Kiev doesn’t attract many of the North or South Americans, like Shukert and Safra, who head to Europe in pursuit of luxury, culture, and romance, but the city was once considered among the most interesting places in Eastern Europe for a Jew to live and work—until some pogroms and the Mendel Beilis affair spoiled the mood. As Natan Meir points out in his study Kiev, Jewish Metropolis: A History, 1859–1914, Sholem Aleichem himself lived in the city for a while and had good reason to set the first half of The Bloody Hoax (his version of Mark Twain’s The Prince and the Pauper) there. And, as Meir goes on to say, “though Jews were but tolerated strangers in Kiev, they influenced—indeed shaped—the city to a remarkable extent.”
Why travel at all, though, when you can have all of European culture, or at least European cuisine, in a single building in New York City? Jane Ziegelman’s 97 Orchard Street: An Edible History of Five Immigrant Families in One New York Tenement (Smithsonian, June) focuses on a still-standing domicile to reflect the diversity of traditions imported to Manhattan’s teeming Lower East Side by immigrants from Germany, Ireland, Russia, and Italy. Two of the families whose experiences Ziegelman recovers, the Gumpertz and Rogarshevsky clans, were Jews who, it turns out, ate more than just gefilte fish and knishes. In fact, as Ziegelman emphasizes, the former family would have benefited from local tenement-based goose farms and eaten plenty of what we now refer to as foie gras. As Ziegelman and her co-authors noted in a 1999 paean to goose liver, Foie Gras: A Passion, “The only culinary tradition to rival the French in its genius for cooking with foie gras belongs to the Ashkenazi Jews.”

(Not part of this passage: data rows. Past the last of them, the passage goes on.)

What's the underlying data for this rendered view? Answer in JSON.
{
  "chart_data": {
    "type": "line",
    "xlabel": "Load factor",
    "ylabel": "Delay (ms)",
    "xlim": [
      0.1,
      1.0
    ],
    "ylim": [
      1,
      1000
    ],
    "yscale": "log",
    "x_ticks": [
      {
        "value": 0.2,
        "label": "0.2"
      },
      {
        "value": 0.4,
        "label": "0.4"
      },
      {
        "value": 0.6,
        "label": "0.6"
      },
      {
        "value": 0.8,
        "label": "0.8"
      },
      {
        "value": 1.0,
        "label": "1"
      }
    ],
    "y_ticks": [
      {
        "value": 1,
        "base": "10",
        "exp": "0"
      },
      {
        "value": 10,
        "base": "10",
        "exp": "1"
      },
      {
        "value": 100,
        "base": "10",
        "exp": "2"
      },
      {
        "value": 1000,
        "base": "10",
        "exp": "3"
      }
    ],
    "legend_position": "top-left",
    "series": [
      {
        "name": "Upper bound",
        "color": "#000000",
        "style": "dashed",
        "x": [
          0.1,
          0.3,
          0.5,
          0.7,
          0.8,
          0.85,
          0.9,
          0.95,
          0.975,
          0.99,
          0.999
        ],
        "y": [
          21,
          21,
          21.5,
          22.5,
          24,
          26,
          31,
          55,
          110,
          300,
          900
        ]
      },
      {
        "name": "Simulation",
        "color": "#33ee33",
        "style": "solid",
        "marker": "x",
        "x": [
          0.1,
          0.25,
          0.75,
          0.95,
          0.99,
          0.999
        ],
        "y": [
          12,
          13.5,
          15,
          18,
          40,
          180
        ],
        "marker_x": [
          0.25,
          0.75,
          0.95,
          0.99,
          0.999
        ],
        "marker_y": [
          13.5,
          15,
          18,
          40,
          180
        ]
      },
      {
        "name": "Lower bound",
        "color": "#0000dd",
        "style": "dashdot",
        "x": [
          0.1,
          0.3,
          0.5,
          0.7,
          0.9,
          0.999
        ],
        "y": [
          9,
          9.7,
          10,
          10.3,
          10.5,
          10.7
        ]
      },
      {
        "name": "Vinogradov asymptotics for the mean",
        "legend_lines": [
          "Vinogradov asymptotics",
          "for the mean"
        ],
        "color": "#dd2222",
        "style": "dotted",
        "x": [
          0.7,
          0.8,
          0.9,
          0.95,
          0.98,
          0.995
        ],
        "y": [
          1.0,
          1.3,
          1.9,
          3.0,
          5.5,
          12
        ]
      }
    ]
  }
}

Vacationing close to home has its perils: In Ayelet Waldman’s novel Red Hook Road (Doubleday, July), the daughter of a family of Jewish New Yorkers who summer in Maine decides to marry a townie, the son of a cleaning woman. This is not fated to be a happy intermarriage: a car accident kills off the newlyweds almost immediately after they tie the knot, leaving the members of their very different families—violinists, Fulbright scholars, amateur shipbuilders, and so on—to figure out how to relate to one another. Waldman notes that she got her inspiration from a newspaper article; and, indeed, it does not seem that she could write about such a marital culture clash from personal experience, given that her husband is a brilliant Jewish novelist, just like her.